The burden of injuries is perhaps more apparent when examining the disability adjusted years of life lost (DALYS) due to injuries (table 1). Injuries account for 182 555 000 DALYS, reflecting both the frequency of injuries and the fact that injuries occur more commonly to children and young adults. Worldwide, injuries account for 12% of the global burden of disease.

Table 1

Deaths and disability adjusted life years (DALYs) lost due to injuries, 2000

The challenge we face is to convince the Bill and Melinda Gates Foundation, The United States Aid to International Development Agency, The Wellcome Trust, and governments around the world of the importance of injuries. These organizations are trying to make a difference in global health, and are doing so by attacking major infectious diseases around the world: malaria, polio, measles, diarrhea, respiratory infection, and HIV. The tools available for addressing these problems are largely available and inexpensive: immunizations, clean water, oral dehydration solution, and condoms. One of the problems for injury control is that we have not done as good a job as we need in developing effective, inexpensive interventions. If a group of injury experts were in a room with Bill Gates, what could they propose to him to prevent injuries to children in low income countries which would give as much return on the dollar invested as immunizing children against measles, polio, or tetanus? I believe that the panel of injury experts would have a difficult time knowing what to say. This is a problem which we must address and correct.

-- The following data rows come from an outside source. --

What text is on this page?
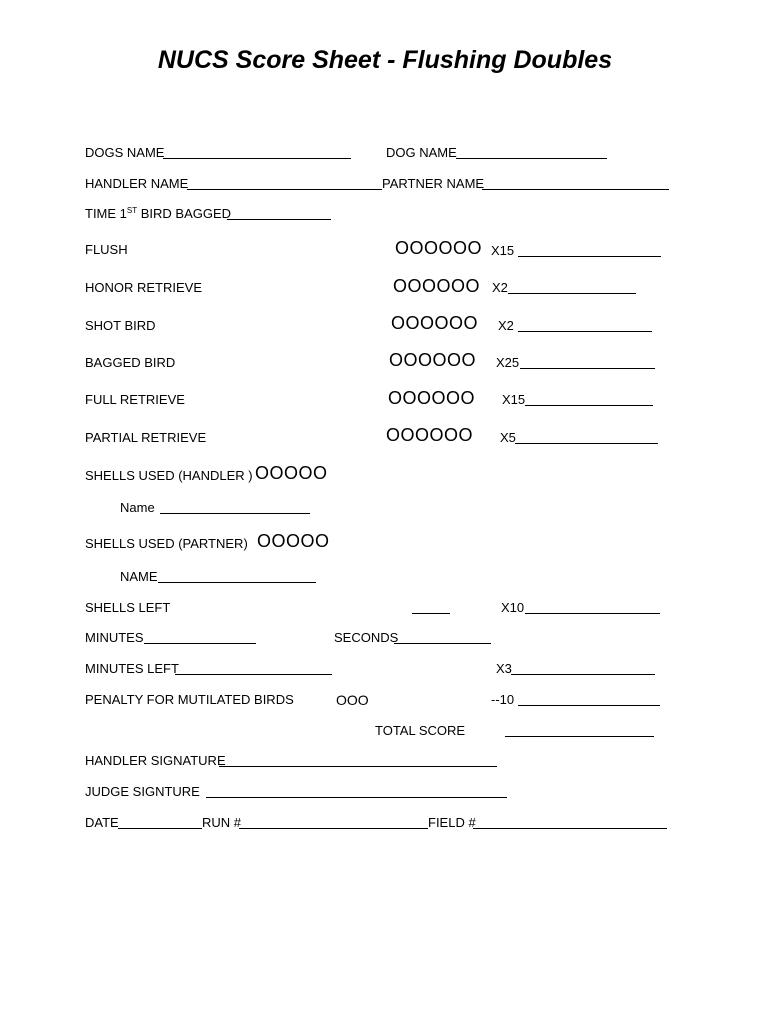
NUCS Score Sheet - Flushing Doubles
DOGS NAME	DOG NAME
HANDLER NAME	PARTNER NAME
TIME 1ST BIRD BAGGED
FLUSH	OOOOOO X15
HONOR RETRIEVE	OOOOOO X2
SHOT BIRD	OOOOOO X2
BAGGED BIRD	OOOOOO X25
FULL RETRIEVE	OOOOOO X15
PARTIAL RETRIEVE	OOOOOO X5
SHELLS USED (HANDLER ) OOOOO
Name
SHELLS USED (PARTNER) OOOOO
NAME
SHELLS LEFT	X10
MINUTES	SECONDS
MINUTES LEFT	X3
PENALTY FOR MUTILATED BIRDS	OOO	--10
TOTAL SCORE
HANDLER SIGNATURE
JUDGE SIGNTURE
DATE	RUN #	FIELD #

In 2000, 74 000 children under the age of 15 died from war related injuries, accounting for more than half of the intentional injury deaths in this age group.1 The number of injury deaths to children that have been prevented through research and prevention programs in all likelihood pales in comparison to the number lost annually due to war.


There are many challenges we face which must, in some way, be dealt with if we are to develop and implement injury prevention programs on a wide scale. The health care systems in many high income countries such as the United States and the United Kingdom, are not working well for anyone, but especially for the poor. The availability of basic health care is a greater problem in low and middle income countries. The downturn in the world economy has exacerbated the problems of the health care system. Other public health problems, such as HIV infection, have long taken priority and new ones, such as bioterrorism, are shifting resources away from injury prevention and control. These problems cannot be ignored and force us, as injury control advocates, to use our resources wisely.

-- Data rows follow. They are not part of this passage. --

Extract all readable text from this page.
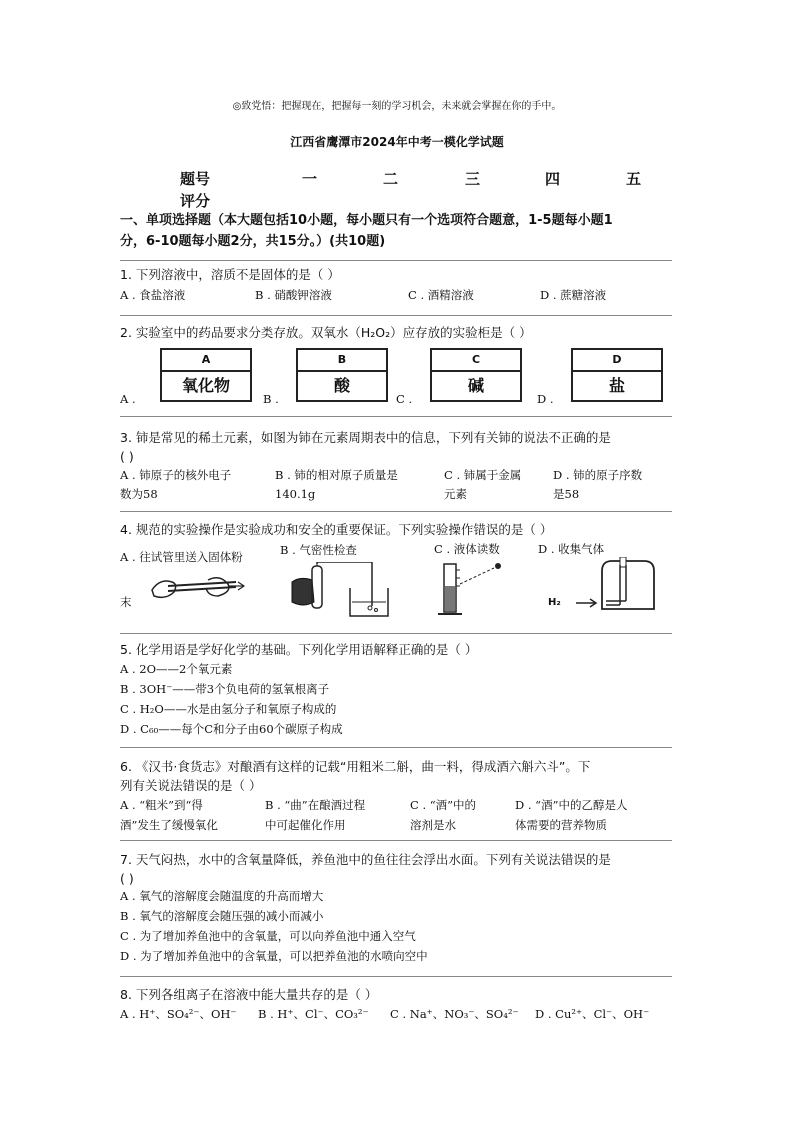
◎致党悟：把握现在，把握每一刻的学习机会，未来就会掌握在你的手中。
江西省鹰潭市2024年中考一模化学试题
题号	一	二	三	四	五
评分
一、单项选择题（本大题包括10小题，每小题只有一个选项符合题意，1-5题每小题1
分，6-10题每小题2分，共15分。）(共10题)
1. 下列溶液中，溶质不是固体的是（ ）
A . 食盐溶液	B . 硝酸钾溶液	C . 酒精溶液	D . 蔗糖溶液
2. 实验室中的药品要求分类存放。双氧水（H₂O₂）应存放的实验柜是（ ）
A .
A
氧化物
B .
B
酸
C .
C
碱
D .
D
盐
3. 铈是常见的稀土元素，如图为铈在元素周期表中的信息，下列有关铈的说法不正确的是
( )
A . 铈原子的核外电子
数为58
B . 铈的相对原子质量是
140.1g
C . 铈属于金属
元素
D . 铈的原子序数
是58
4. 规范的实验操作是实验成功和安全的重要保证。下列实验操作错误的是（ ）
A . 往试管里送入固体粉
末
B . 气密性检查	C . 液体读数	D . 收集气体
H₂
5. 化学用语是学好化学的基础。下列化学用语解释正确的是（ ）
A . 2O——2个氧元素
B . 3OH⁻——带3个负电荷的氢氧根离子
C . H₂O——水是由氢分子和氧原子构成的
D . C₆₀——每个C和分子由60个碳原子构成
6. 《汉书·食货志》对酿酒有这样的记载“用粗米二斛，曲一料，得成酒六斛六斗”。下
列有关说法错误的是（ ）
A . “粗米”到“得
酒”发生了缓慢氧化
B . “曲”在酿酒过程
中可起催化作用
C . “酒”中的
溶剂是水
D . “酒”中的乙醇是人
体需要的营养物质
7. 天气闷热，水中的含氧量降低，养鱼池中的鱼往往会浮出水面。下列有关说法错误的是
( )
A . 氧气的溶解度会随温度的升高而增大
B . 氧气的溶解度会随压强的减小而减小
C . 为了增加养鱼池中的含氧量，可以向养鱼池中通入空气
D . 为了增加养鱼池中的含氧量，可以把养鱼池的水喷向空中
8. 下列各组离子在溶液中能大量共存的是（ ）
A . H⁺、SO₄²⁻、OH⁻ B . H⁺、Cl⁻、CO₃²⁻ C . Na⁺、NO₃⁻、SO₄²⁻ D . Cu²⁺、Cl⁻、OH⁻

William Haddon 30 years ago proposed his now classic matrix of ways to intervene to decrease morbidity and mortality form injuries.3 This has served the field well and was instrumental in forcing us to view a crash as a separate event from the injuries which result in a crash. I would like to challenge the reader to think about injury research and injury control in a somewhat different paradigm (fig 1).

Figure 1

Model of injury research.

An important type of research is etiologic: trying to understand the underlying causes of injury to the individual. We can use epidemiology, psychology, sociology, and other sciences to understand the risk and protective factors for injury events. Biomechanics helps us understand the process of energy transfer that Haddon stressed—energy transfer which results in damage to the organism.3 It has guided the development of safe cars and effective helmets and has the potential to be applied to many other injury problems. Basic science research is critical if we are to modulate the body’s response to injury, and lessen the burden from multiple organ failure, shock, and brain injury that are the usual causes of death in trauma patients who make it to the hospital.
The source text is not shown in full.